When the weight of evidence shifts
The need to see justice done warrants a second look at one 1990 murder case.
Published: Tuesday, January 4, 2005 at 6:01 a.m.
Last Modified: Monday, January 3, 2005 at 10:23 p.m.
Steven Cohen is a former federal prosecutor who has become all but obsessed with a case in New York in which he believes two men are serving long prison sentences for a murder they didn't commit.
A former New York City detective, Robert Addolorato, actually seems tormented by the case. He also believes the prisoners are innocent.
Neither of these men is soft on crime. But both insist that in this particular case, the authorities fouled up. Cohen was adamant. "They've got the wrong guys locked up for this murder," he said.
In the early morning hours of Nov. 23, 1990, two bouncers were shot at the old Palladium nightclub on East 14th Street in Manhattan. One of the bouncers died. A couple of hapless young guys, David Lemus and Olmado Hidalgo, who most likely did not know one another, who didn't even speak the same language (one spoke only English and the other only Spanish), and who insisted they were not at the club when the shooting occurred, were arrested, tried, convicted and sentenced to 25 years to life in prison.
The arrests had not been made immediately. Lemus was picked up nearly two months after the shooting, and Hidalgo nearly a year after. Prosecutors told a jury that the two men had gotten into an altercation with the bouncers and had shot them after a "friend" of the defendants, Jose Figueroa, tried to mediate in the dispute.
Cohen and Addolorato had no particular interest in the Palladium matter. But in the course of their own investigation of a drug and extortion gang, they essentially solved the Palladium case. (Lemus and Hidalgo were already in prison.)
A gang member named Joey Pillot admitted that he and a buddy named Thomas Morales had been responsible for the murder, that Morales was the actual shooter and that neither Lemus nor Hidalgo was involved.
A wealth of evidence has since been marshaled to support that account. Several witnesses have bolstered or corroborated Pillot's version of the shooting.
The prosecution's theory about what happened that night suffered a severe blow when it was learned that Figueroa, the "friend" who was supposed to have been acting as a mediator, was nowhere near the Palladium when the shooting occurred. He was in prison.
A man who resembled Figueroa, Richard Feliciano, was at the scene. According to court papers filed by defense lawyers, Feliciano "has indicated that he was, in fact, the mediator, that he witnessed the shooting and that Morales, and not Mr. Lemus and Mr. Hidalgo, shot the bouncers."
Lawyers for Lemus and Hidalgo have pressed hard for a new trial but have not been successful. Another appeal hearing will be held this month.
The New York Times and other news outlets have published articles raising serious questions about the case, and detailing new evidence that has emerged, including Pillot's confession.

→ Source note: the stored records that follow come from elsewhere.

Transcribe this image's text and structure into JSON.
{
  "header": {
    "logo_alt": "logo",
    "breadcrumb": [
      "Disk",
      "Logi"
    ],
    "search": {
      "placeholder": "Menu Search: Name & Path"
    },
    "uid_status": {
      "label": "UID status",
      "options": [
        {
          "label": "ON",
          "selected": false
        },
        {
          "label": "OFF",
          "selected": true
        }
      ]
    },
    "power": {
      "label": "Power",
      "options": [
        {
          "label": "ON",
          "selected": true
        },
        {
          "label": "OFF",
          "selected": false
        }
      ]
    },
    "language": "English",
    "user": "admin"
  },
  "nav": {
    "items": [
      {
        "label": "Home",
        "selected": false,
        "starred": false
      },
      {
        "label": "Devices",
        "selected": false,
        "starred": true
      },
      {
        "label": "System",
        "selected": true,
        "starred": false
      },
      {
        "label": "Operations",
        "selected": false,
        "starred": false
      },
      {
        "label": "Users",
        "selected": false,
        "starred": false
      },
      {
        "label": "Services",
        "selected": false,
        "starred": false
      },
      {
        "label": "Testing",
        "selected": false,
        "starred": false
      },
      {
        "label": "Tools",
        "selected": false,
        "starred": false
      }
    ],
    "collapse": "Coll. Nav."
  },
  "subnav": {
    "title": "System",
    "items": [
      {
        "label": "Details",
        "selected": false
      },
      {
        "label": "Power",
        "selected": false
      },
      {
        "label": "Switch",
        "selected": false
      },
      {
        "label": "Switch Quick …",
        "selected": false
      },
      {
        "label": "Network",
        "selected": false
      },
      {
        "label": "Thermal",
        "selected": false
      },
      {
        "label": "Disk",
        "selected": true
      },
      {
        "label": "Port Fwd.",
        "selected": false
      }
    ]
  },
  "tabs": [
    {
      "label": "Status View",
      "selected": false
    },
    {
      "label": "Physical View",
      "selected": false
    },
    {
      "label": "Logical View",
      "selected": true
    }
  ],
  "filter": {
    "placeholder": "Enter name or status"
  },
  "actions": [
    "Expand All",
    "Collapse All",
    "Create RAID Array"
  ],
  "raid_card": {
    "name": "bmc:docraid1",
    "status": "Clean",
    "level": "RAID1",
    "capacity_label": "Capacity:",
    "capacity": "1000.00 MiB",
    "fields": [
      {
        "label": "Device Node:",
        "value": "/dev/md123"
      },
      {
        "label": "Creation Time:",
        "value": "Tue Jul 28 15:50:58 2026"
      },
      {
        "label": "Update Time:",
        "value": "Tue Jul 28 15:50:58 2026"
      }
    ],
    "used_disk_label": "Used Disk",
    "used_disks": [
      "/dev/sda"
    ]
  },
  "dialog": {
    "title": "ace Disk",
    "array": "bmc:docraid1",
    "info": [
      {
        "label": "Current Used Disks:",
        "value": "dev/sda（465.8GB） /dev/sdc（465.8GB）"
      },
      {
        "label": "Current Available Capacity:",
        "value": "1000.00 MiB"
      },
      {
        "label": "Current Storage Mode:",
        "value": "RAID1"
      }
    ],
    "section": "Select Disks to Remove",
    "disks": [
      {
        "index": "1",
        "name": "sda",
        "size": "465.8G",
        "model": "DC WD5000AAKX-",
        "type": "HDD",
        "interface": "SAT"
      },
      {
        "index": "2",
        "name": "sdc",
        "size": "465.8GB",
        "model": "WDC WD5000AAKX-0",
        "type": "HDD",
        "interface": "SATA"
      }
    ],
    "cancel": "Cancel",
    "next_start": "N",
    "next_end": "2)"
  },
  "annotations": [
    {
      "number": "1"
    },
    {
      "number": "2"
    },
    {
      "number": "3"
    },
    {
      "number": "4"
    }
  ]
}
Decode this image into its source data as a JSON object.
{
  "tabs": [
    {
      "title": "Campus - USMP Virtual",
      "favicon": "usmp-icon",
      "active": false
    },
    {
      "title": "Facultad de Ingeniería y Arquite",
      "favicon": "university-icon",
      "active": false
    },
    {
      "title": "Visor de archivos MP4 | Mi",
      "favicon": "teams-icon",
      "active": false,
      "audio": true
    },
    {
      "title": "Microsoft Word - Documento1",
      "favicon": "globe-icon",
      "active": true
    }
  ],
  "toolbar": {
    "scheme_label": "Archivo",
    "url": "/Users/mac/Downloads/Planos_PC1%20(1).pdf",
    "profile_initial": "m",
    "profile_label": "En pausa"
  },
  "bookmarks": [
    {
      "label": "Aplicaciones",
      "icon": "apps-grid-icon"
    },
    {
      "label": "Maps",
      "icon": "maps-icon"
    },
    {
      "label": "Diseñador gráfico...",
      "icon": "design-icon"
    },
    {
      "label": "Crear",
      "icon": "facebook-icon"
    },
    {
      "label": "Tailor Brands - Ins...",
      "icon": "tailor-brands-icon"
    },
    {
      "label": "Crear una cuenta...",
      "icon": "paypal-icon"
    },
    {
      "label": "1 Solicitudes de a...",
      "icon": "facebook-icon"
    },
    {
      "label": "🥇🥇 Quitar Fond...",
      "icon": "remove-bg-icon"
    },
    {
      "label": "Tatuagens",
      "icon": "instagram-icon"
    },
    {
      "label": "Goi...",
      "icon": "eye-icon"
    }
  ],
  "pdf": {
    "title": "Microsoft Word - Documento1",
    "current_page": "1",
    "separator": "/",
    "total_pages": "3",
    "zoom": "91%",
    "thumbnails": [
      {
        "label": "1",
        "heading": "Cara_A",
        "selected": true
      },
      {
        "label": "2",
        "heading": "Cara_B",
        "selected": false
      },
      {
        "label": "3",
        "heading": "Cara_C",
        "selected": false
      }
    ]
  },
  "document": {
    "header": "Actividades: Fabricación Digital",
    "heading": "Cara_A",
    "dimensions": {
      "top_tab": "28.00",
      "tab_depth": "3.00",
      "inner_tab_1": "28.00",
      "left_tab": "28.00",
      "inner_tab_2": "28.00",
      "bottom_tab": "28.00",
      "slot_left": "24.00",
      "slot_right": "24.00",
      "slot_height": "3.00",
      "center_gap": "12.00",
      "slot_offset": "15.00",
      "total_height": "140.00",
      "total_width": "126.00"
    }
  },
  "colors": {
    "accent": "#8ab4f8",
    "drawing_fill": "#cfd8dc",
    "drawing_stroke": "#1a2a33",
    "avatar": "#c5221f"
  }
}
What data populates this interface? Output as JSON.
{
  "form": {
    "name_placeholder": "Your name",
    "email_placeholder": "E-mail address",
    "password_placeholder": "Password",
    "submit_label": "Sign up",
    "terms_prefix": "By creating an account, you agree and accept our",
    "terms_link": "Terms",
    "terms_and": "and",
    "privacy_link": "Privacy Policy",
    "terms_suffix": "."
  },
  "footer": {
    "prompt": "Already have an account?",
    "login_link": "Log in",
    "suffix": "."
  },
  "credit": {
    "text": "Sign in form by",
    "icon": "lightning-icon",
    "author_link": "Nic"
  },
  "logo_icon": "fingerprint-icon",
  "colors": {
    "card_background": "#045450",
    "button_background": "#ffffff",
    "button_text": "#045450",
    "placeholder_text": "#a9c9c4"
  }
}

The forewoman of the jury that convicted Lemus and Hidalgo has reviewed the latest evidence. She now believes the two men were innocent. But prosecutors in the Manhattan district attorney's office continue to fight all efforts to have the convictions overturned.
In an article that appeared in July 2000, Jane Fritsch and David Rohde of The Times wrote, "It is difficult to overturn a conviction in New York, even in the face of powerful new evidence. Trial judges and state appeals courts have always been reluctant to reverse a jury's verdict, and in 1996, Congress sharply limited the rights of defendants to take their appeals to federal court."
While officials in the district attorney's office continue to insist that Lemus and Hidalgo are guilty, there seems to be at least a little give in the foundation of their certainty. I talked about the case last week with James Kindler, the chief assistant district attorney. He said at one point, "We think that at least Morales - there's been some evidence that we had that Morales may have been involved, yes."
"In the shooting?" I asked.
"In the shooting."
That did not mean, Kindler said, that Lemus and Hidalgo were innocent. He said they could all have been involved.
I then asked if the district attorney's office had any evidence that linked Morales even remotely to the two men imprisoned for the murder.
"I believe not," Kindler said.
Bob Herbert writes for The New York Times.